# Houston rats looking to re-home



## kaozz77 (Feb 21, 2009)

I recently bought my son a rat, then I found out they need to live in pairs at least.. so I got him another. One is about 6 weeks old and the other is a very small baby. 

Thing is the older one is skittish and he has bit my son after about a week having him. He is terrified of them now so I just don't think it is going to work out. He really loved them till he got bit. 

I could take them to the pet store and get a refund but I really hate the idea of doing that after all they are so much happier now than in the tanks at the shop it seems. So I just wanted to see if I could find them a loving home together instead. The baby really seems to be fond of the bigger one! They are adorable. 

If anyone around Houston Texas is interested in providing a loving home for these guys please email me at [email protected]

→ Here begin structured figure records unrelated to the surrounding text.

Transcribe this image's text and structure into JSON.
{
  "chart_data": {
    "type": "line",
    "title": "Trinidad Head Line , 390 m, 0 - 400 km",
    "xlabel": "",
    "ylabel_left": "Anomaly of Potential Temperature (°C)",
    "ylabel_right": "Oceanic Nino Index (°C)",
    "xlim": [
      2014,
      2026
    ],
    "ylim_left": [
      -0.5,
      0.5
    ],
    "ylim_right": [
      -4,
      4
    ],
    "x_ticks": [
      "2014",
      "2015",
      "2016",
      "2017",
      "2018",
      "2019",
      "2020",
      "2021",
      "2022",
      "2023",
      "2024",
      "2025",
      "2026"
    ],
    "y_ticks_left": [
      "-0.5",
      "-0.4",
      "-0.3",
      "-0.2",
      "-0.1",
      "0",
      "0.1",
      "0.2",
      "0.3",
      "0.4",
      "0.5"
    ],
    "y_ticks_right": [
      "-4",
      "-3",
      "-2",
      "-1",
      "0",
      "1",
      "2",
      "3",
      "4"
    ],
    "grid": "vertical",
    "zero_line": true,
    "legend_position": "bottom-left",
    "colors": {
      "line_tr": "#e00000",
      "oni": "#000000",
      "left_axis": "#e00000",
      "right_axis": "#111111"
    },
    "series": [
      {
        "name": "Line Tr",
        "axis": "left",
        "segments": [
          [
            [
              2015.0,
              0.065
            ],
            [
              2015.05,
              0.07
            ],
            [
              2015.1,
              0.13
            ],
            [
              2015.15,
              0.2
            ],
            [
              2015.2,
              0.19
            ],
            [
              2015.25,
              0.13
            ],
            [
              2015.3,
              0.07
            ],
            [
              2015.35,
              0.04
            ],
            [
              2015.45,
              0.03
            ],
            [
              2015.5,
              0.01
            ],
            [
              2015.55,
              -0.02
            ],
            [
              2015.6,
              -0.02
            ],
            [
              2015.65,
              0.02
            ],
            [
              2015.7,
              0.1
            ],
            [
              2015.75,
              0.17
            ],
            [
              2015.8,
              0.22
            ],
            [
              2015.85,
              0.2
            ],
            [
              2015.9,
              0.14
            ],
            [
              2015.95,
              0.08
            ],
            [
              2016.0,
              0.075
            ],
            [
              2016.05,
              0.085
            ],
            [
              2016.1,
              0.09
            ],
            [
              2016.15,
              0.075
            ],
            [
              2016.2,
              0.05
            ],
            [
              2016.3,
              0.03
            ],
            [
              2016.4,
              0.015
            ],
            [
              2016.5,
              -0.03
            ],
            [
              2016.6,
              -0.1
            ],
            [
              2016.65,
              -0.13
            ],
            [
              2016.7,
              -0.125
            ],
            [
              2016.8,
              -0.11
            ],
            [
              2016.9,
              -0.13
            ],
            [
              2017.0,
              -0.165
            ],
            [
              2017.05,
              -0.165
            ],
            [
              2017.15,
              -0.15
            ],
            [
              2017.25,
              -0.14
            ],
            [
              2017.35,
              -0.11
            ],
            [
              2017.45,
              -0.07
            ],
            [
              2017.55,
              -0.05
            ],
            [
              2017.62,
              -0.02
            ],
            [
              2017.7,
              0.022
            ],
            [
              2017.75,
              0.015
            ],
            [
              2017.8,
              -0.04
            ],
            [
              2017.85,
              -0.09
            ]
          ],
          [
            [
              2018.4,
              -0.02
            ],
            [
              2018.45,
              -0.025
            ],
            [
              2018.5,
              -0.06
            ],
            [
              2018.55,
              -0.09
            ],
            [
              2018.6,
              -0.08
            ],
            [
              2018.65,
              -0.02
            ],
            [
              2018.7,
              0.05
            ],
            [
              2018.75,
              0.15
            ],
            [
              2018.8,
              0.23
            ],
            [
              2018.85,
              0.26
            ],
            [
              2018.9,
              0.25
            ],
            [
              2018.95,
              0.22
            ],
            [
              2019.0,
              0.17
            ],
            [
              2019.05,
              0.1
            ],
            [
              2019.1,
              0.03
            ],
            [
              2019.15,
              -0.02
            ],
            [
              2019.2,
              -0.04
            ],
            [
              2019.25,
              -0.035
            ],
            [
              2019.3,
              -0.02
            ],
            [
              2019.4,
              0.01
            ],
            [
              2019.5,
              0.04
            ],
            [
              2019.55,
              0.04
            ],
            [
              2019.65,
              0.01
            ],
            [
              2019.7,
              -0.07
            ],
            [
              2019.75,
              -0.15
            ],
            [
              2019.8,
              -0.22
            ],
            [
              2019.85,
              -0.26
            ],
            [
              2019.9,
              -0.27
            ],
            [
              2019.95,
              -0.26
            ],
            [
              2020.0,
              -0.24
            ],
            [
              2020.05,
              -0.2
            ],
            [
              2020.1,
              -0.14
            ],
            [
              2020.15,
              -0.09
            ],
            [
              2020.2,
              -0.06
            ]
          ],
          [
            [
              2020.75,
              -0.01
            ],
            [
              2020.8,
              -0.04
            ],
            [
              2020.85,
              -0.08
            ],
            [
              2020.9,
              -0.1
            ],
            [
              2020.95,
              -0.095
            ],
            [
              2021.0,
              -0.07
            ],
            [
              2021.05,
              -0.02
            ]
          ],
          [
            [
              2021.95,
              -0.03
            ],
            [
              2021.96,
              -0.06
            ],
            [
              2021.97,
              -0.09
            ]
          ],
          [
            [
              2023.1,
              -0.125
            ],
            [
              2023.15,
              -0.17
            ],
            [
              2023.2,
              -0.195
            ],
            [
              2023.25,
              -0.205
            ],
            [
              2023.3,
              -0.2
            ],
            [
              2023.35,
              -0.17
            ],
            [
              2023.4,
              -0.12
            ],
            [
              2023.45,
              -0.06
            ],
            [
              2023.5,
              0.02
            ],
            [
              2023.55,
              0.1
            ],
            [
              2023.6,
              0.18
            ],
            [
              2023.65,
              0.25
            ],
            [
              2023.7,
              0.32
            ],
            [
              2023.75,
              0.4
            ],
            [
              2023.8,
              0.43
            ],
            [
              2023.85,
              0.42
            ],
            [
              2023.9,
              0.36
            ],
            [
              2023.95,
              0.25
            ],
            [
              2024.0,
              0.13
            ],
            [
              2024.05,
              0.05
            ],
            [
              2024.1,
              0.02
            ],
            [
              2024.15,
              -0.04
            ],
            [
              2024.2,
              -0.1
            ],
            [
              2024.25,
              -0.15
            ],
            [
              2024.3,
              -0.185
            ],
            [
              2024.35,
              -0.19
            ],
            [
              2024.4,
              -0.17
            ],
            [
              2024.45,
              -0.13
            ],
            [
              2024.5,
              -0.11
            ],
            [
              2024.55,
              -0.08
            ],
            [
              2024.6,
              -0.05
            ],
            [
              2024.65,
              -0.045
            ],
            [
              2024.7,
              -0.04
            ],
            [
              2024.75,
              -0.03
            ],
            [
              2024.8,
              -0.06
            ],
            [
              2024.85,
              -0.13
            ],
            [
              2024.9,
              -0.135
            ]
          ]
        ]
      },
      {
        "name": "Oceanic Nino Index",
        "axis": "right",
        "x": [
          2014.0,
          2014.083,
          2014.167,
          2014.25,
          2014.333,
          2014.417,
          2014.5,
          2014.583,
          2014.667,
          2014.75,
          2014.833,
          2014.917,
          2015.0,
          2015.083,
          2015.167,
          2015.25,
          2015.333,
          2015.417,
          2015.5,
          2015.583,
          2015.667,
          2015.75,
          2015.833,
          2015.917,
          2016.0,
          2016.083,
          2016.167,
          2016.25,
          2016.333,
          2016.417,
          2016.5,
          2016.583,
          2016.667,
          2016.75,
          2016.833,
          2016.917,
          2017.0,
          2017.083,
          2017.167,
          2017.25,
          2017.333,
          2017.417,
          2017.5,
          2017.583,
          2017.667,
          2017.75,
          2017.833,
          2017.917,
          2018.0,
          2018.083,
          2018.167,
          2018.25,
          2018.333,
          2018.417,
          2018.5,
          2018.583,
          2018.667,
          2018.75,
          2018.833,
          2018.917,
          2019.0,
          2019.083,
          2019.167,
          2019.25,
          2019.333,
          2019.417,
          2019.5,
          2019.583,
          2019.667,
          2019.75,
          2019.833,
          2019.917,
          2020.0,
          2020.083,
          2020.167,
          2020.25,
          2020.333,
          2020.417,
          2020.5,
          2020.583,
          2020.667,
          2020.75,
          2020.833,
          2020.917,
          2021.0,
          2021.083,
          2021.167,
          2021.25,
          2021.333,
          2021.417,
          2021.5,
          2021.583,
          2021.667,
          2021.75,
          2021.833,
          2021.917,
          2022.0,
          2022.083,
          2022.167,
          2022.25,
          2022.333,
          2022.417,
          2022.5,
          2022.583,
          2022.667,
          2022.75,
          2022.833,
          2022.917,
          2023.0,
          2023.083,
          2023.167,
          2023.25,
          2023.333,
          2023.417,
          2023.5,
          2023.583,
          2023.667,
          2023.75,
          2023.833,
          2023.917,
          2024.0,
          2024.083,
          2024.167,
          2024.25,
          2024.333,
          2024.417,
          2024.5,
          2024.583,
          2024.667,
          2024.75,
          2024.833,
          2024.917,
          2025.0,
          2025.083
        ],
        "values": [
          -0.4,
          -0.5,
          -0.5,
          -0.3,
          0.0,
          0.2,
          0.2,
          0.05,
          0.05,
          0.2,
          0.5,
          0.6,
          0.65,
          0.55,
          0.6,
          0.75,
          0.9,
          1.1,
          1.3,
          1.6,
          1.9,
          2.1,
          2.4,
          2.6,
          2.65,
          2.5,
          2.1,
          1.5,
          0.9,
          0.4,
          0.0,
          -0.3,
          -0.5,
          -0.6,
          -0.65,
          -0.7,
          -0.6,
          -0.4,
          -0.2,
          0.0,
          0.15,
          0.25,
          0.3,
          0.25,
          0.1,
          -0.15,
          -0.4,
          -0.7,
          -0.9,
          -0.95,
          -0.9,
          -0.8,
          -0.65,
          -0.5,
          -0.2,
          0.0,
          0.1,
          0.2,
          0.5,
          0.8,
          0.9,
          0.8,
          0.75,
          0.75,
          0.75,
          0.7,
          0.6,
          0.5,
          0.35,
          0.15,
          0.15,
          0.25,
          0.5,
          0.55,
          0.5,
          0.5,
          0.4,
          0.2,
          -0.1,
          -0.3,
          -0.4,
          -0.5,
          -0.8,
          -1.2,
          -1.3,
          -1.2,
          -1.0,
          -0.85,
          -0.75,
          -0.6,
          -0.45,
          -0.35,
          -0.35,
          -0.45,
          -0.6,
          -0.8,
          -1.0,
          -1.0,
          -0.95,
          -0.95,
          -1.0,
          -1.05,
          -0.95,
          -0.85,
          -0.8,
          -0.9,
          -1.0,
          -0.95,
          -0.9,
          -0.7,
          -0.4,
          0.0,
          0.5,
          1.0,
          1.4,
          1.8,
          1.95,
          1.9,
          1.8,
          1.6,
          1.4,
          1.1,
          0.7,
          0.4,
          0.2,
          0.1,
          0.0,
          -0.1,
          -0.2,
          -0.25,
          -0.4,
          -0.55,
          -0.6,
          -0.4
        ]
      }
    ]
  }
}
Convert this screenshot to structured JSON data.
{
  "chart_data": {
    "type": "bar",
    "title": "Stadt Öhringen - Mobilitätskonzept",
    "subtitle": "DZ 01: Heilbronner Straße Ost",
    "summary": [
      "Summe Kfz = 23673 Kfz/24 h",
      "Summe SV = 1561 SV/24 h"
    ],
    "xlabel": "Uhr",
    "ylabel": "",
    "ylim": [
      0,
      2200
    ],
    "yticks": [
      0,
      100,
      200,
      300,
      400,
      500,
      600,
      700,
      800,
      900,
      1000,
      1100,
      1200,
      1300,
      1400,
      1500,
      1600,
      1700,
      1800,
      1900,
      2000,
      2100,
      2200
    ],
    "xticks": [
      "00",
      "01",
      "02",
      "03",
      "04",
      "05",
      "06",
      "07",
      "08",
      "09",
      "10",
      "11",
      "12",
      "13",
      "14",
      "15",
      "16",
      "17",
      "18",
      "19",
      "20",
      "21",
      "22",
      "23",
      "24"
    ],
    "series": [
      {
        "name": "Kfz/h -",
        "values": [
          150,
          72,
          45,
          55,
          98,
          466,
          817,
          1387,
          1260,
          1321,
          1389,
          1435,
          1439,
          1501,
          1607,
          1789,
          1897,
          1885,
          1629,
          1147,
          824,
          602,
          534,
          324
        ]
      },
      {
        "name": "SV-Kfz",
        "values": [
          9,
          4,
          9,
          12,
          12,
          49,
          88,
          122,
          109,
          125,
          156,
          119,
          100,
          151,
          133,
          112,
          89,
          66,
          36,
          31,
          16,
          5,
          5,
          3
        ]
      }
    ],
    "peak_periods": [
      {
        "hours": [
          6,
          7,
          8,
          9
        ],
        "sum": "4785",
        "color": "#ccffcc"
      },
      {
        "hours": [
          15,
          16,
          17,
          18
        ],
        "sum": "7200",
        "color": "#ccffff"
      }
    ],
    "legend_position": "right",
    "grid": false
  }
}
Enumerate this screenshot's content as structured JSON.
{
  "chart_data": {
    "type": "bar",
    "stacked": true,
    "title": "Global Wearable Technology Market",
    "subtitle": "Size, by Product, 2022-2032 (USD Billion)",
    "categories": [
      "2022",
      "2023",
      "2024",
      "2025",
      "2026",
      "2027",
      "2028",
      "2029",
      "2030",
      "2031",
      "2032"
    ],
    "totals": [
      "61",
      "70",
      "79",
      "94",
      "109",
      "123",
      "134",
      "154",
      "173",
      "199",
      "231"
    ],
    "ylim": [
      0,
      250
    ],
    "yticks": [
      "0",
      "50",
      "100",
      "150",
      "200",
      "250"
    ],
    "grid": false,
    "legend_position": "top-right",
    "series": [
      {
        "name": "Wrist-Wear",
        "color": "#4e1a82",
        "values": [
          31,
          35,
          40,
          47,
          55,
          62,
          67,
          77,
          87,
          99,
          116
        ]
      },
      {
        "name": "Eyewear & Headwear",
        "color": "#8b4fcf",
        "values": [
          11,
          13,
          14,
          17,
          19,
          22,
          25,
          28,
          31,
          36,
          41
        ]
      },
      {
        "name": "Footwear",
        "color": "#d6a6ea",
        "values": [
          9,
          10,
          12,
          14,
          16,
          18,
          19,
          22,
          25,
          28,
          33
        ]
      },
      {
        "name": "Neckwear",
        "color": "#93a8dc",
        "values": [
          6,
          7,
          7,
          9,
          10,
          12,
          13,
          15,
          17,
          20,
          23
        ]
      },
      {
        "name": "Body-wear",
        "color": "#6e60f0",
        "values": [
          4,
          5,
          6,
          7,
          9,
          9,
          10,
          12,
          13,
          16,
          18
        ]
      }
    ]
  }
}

Here is a picture of them also: http://img4.imageshack.us/my.php?image=babies.jpg


----------



## Stace87 (Jun 24, 2008)

How old is your son? What was going on with he was bitten? Has anyone had him out since and if so how was he? If it was a week after you'd had him - it doesn't sound like he's an aggressive rat (which isn't very common anyway). Could someone else handle them both and then show your son? It would be a shame to let them go to a new home.


----------



## kaozz77 (Feb 21, 2009)

My son is 12, so he just got startled. It wasn't that the rat was being mean, he was just startled while he was being picked up and bit. But my son acted as if he had bit his arm off instead of a small bite heh. He is a sweet little guy, we/I handle them daily, but he does not want to mess with that one anymore and it's a lot on me to do it w/o help currently.


----------



## Stace87 (Jun 24, 2008)

Any update on the two ratties?


----------